Murray also has a chance to reach the 3,000-yard plateau this season. Only one other freshman quarterback in SEC history has ever thrown for 3,000 yards in a season. Kentucky’s Jared Lorenzen passed for 3,687 yards in 2000.
“I still have a lot to improve on, and that’s been a big emphasis for this bowl game,” Murray said. “I wasn’t always accurate at times. My footwork needs to get better, and I need to get into my progressions faster.
“I was fortunate to have great talent around me this year. Not every freshman is lucky enough to have the kind of talent I did, and that was a huge help this first season.”
Murray also credits offensive coordinator Mike Bobo for having him ready for every game.
“Coach Bobo always gave me what I could handle and didn’t put too much on me where I was confused,” Murray said. “He always made sure I had a good understanding of what we were doing, and I felt completely prepared against every defense we faced this year.”
The only really bad game Murray had was against Florida when he threw three interceptions and lost a fumble. But he finished the regular season with just six interceptions and also showed a penchant for scrambling out of trouble. He rushed for four touchdowns during the season.
And given the way he was knocked around in the Auburn game and kept getting back up, nobody’s going to question his toughness.
So as the Bulldogs look to rebound next season, the one position they don’t have to worry about is quarterback.

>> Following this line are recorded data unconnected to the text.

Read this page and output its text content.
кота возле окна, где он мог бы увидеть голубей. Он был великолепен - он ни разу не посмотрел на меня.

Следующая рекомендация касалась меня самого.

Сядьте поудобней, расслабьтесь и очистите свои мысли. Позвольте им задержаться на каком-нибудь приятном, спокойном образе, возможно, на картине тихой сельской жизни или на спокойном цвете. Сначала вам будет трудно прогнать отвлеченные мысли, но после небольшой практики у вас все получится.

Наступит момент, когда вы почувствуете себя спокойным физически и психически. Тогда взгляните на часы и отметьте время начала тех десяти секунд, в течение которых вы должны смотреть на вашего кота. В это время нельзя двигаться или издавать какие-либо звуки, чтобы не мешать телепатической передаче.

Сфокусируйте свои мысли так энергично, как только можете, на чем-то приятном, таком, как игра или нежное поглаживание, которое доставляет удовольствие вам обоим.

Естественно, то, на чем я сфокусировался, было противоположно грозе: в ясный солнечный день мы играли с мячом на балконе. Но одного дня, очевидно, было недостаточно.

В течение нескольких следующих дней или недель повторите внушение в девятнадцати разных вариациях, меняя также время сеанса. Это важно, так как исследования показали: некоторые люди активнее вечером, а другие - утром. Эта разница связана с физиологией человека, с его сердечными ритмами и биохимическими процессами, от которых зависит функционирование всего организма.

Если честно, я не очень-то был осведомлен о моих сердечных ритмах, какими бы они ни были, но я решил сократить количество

Murray wants to see a greater focus across the board next season when it comes to protecting the football, finishing drives and scoring in the red zone. All three were killers for the Bulldogs earlier this season when they lost four straight games.
“We definitely kick ourselves because we just didn’t finish enough games this year,” Murray said. “Even when we were 1-4, we still had a chance to win the SEC, but couldn’t get it done. It stinks, but you learn from it and make sure you don’t make the same mistakes next season.”
Murray said how the Bulldogs play Friday will set the tone for the offseason. Moreover, nobody wants to be associated with the first Georgia team since 1996 to finish with a losing record.
“I definitely think we’re a better team than our record shows,” Murray said. “This is our last opportunity to prove that against a Top-25 team and go into offseason workouts and spring practice with some momentum and make sure we’re ready for Boise State [in the opener] next year.”